Douglas Smith
Douglas Smith asked Amber Foxx:

Congratulations to you for writing with dysgraphia, My other question to you would be; Do you find it difficult to write outside of your preferred genre (mystery?)?

Amber Foxx Ready for a really long answer? This topic gave me food for thought, so I really got going with it. Actually, I feel as if I’m always both in and out of the mystery genre. I’m a genre nonconformist. My series not only blends genres within books, but shifts genre to some extent as it moves along.
My decision to write this way came after I tried to write about crime, death, and violence and realized I couldn’t do it. I wasn’t going to be a happy writer, and my protagonist was going to be damaged by repeated exposure to things like that. I read murder mysteries but that’s a different level of involvement than creating them. There are more ways in which life presents mystery than murder, and some periods of life are more romantic, other more suspenseful, others full of family difficulties and personal growth, and there’s often something going on that we don’t understand—a mystery, but if we’re lucky, not a murder. Human behavior is often bewildering. And those phenomena we can’t explain—shared thoughts, psychic experiences—those are their own kind of mystery. My protagonist is psychic.
In The Outlaw Women , the free short story (available on Goodreads and all e-book retailers) that’s a prequel the series, there’s precognition and a psychic connection, but no mystery to solve. The story is classified as literary fiction and contemporary fiction, which may be a good way to find readers who enjoy what I write.
The Calling has been reviewed as literary fiction, or realistic fiction with paranormal elements, and as mystery in the sense of finding out secrets, but not a whodunit. All true. I put a tag line on my series, No Murder, Just Mystery, so readers won’t be waiting for the body, the shot, the explosion, the kidnapping, the more violent elements of a standard mystery. In The Calling the only things that blow up are people’s relationships and hopes and plans—and ideas of about the nature of reality. Shaman’s Blues gets closer to a conventional mystery. There are missing people, and a puzzling death in the past, but still no violence. The real mystery in this book is a person, in a twist on romance that turns most of the elements of that genre upside down. The third book, Snake Face, coming out in the fall, gets close to being a suspense novel.
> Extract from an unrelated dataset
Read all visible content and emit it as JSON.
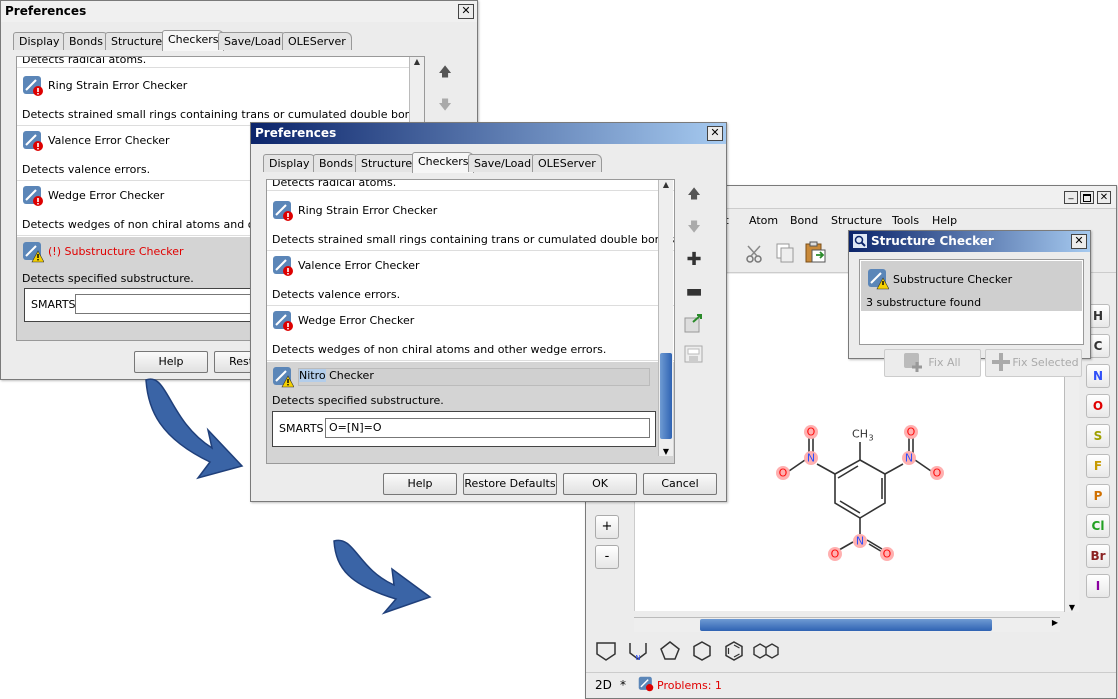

Why all these genre shifts? Different things are asked of Mae Martin as she develops as a person, and as a psychic and healer. In the fourth book, Soul Loss, now in progress, the mystery surrounds events happening to other healers and psychics, and Mae’s role is that of a professional in those fields, asked to help in a realm only such a person can access. The fifth book (working title, Haunted) is looking like it will have a streak of horror in it (spiritual and psychological, not gory) when woman studying a healing tradition find herself entangled in its shadow side. The sixth book—no working title yet and only a few chapters written—revolves around a mystery in art authentication, art theft, and a stolen parrot. Detective work, but no murder. Rolling through genre according the pattern of my protagonist’s development, I still see a foundation of mystery under it all. Sometimes the question is, “who are you, really?” or what someone has done, rather than “whodunit,” and when Mae is finding out who did something, it’s not who killed someone. No murder, just mystery.
As for writing entirely in another genre, I've got a couple of attempts on the back burner, a horror short story and a fantasy novella. I wouldn't say it was technically harder in terms of plot, but it's been harder to make the revision and publication of these a priority.